This historically based novel was a great read. When I first picked it up in May of this year (it was gifted to me) I thought, “Well I know what I’ll be reading the rest of the summer,” but surprisingly I finished all 848 pages by the end of June, and I did not have one bored moment reading about the daily lives of Craig Ridgeway and the McDonnell family, fictional early settlers in Kentucky along the Ohio River.
Widder’s Landing was not like other epic novels I have read, where the story spans generations and even countries (aka Ken Folletts’ trilogies) and there are so many characters that one has trouble keeping up with them. Instead Price’s story follows only two families, and takes place from 1811 – 1815, all very manageable. My favorite character was the cantankerous carpenter, Levi Matthews. The villains were few and far between, and vanquished before they caused too much damage. The real adversaries in this novel was nature, in the form of storms and earthquakes, which, by the way, really took place in 1811 and 1812 in the continental United States; and war, specifically the War of 1812.
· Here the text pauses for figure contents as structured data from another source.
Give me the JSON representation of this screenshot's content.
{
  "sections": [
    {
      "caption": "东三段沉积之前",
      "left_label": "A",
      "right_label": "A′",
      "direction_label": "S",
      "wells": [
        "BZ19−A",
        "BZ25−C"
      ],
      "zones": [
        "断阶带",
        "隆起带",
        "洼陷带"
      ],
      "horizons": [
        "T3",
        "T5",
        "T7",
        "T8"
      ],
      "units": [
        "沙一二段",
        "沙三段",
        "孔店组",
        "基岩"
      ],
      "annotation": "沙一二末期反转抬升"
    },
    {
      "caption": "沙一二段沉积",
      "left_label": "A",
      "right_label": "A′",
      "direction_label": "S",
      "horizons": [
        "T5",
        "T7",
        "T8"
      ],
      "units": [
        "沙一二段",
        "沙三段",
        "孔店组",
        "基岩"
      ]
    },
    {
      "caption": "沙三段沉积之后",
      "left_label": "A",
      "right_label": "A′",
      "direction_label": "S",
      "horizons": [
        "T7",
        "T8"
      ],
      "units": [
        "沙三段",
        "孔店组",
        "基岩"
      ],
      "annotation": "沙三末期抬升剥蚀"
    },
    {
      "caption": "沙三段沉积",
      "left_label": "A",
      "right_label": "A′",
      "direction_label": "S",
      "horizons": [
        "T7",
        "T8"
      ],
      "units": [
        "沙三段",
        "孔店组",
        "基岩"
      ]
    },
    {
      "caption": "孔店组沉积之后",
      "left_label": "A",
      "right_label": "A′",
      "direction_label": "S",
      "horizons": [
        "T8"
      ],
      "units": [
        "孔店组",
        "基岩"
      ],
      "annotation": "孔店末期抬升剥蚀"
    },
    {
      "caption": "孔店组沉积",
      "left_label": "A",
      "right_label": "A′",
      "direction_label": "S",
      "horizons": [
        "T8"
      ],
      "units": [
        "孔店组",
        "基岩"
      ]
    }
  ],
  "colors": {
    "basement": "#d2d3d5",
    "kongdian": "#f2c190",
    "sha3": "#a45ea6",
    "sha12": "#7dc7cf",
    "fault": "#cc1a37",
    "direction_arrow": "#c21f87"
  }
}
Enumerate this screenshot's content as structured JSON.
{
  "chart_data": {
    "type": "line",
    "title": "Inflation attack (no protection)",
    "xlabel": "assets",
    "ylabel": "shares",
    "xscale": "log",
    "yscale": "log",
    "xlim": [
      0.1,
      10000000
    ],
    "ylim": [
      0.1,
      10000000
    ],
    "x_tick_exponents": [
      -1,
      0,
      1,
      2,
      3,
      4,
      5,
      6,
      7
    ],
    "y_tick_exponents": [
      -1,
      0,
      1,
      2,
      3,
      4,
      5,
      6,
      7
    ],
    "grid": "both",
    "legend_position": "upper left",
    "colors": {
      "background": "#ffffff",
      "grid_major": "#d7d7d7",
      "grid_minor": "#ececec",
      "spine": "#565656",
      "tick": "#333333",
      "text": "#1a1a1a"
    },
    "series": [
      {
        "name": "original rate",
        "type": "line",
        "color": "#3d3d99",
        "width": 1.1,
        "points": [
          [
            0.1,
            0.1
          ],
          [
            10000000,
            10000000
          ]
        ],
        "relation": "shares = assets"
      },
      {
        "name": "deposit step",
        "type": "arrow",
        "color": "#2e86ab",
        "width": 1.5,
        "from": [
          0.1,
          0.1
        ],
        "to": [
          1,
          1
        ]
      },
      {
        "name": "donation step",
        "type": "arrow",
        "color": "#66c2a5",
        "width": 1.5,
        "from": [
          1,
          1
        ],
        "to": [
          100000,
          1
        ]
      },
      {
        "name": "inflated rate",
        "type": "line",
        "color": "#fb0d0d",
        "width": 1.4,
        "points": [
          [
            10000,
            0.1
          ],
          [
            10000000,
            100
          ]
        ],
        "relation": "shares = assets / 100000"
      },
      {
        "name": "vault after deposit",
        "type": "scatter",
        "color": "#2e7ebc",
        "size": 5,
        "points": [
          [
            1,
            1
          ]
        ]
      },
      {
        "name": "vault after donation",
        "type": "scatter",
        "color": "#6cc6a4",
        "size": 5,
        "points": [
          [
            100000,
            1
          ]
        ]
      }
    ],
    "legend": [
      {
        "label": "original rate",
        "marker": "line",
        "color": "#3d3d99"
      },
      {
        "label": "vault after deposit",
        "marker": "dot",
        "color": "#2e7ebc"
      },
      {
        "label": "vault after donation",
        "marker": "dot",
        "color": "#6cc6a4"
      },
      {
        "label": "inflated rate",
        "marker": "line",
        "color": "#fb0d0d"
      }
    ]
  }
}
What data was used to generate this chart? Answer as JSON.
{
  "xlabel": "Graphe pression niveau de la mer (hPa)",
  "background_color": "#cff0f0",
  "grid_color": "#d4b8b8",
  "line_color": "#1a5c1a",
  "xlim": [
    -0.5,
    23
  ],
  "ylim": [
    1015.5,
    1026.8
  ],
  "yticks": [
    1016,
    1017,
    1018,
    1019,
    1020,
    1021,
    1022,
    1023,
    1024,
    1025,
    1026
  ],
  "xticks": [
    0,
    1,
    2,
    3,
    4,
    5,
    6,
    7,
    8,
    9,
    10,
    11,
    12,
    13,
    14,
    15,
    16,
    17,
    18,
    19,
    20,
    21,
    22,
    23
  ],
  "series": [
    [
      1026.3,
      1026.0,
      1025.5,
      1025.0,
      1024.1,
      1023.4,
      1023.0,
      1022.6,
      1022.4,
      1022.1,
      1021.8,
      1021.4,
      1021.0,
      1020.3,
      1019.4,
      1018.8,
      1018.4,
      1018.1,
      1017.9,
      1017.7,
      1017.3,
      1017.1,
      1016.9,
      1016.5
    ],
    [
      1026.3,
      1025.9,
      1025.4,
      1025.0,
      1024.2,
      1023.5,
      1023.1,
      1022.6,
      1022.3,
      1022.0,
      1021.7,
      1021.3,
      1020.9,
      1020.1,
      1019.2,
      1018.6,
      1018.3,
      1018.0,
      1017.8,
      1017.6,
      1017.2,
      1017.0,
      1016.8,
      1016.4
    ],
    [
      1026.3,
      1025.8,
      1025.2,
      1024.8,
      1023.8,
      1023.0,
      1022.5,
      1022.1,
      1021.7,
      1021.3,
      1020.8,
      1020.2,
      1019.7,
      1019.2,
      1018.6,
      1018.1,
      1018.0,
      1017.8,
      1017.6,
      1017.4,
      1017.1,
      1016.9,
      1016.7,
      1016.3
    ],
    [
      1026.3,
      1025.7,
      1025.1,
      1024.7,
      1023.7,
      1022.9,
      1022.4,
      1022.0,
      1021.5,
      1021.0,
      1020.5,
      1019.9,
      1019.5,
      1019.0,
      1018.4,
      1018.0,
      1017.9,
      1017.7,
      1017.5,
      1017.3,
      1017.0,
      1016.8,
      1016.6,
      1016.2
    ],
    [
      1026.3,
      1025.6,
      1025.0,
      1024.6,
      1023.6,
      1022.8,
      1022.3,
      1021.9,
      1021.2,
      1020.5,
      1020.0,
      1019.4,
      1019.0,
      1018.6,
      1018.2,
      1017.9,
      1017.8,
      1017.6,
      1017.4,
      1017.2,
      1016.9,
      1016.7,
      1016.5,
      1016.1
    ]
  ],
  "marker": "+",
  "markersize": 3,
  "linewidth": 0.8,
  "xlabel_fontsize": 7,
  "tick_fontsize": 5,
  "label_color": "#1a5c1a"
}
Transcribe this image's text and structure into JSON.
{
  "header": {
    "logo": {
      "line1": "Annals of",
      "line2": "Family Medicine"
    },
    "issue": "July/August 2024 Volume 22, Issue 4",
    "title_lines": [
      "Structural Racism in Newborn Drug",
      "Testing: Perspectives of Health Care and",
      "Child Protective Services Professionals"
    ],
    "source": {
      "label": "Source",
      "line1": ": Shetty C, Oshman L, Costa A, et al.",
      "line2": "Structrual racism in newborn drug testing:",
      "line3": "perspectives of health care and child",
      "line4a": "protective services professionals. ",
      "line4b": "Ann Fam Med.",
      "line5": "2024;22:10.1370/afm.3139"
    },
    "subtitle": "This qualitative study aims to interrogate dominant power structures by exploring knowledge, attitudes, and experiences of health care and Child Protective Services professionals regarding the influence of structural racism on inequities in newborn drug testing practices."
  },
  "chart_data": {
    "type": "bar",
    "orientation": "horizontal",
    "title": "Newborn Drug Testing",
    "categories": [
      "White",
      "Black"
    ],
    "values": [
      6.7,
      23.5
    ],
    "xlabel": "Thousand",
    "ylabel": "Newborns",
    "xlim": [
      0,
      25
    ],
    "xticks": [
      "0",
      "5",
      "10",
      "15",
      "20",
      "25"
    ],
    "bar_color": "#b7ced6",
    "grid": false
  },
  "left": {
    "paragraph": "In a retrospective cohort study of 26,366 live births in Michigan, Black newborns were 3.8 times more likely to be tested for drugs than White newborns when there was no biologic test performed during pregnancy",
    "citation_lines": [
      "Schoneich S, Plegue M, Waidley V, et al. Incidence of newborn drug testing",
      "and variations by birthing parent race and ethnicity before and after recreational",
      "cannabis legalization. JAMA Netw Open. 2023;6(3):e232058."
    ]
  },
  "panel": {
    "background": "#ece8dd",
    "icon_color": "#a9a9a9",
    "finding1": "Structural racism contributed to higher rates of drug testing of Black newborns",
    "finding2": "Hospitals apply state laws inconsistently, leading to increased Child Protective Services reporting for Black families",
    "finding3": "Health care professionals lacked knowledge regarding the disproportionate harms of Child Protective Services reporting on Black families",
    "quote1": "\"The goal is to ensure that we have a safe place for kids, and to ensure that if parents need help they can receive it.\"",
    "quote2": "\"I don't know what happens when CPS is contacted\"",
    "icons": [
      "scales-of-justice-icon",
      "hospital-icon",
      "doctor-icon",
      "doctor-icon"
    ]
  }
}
I liked the way Price went into great detail about everything that a farmer had to do just to keep his land producing and his animals cared for. I was never left wondering, as I am prone to do when I read most novels, “How did they do that?” or “That wouldn’t work,” or my most common reaction “That don’t make sense.” Also Price is a skillful storyteller, weaving the thread of his tale through multiple places and people, causing the reader to be invested in each character. I had a hard time putting the book down each night. The novel never dragged or got boring, even during the last chapters when Craig and the McDonnells head down the Ohio and Mississippi Rivers to join General Andrew Jackson to fight the British in New Orleans.
And because Price is such a good teacher I actually read every page and every paragraph about the battles, (I am prone to skipping whole pages of battle descriptions) learning just how much I did not know about that war. For those who love a good long read with romance and adventure, great characters and no unnecessary graphic violence; a story that is historically accurate and full of facts, this book if for you. [On Amazon.com] Read more about Eddie Price and his work on his site EddiePriceKentuckyAuthor.com or follow him on Facebook.
NOTE: I am now reading Eddie Price’s second book, One Drop a Slave, which follows many of the same characters.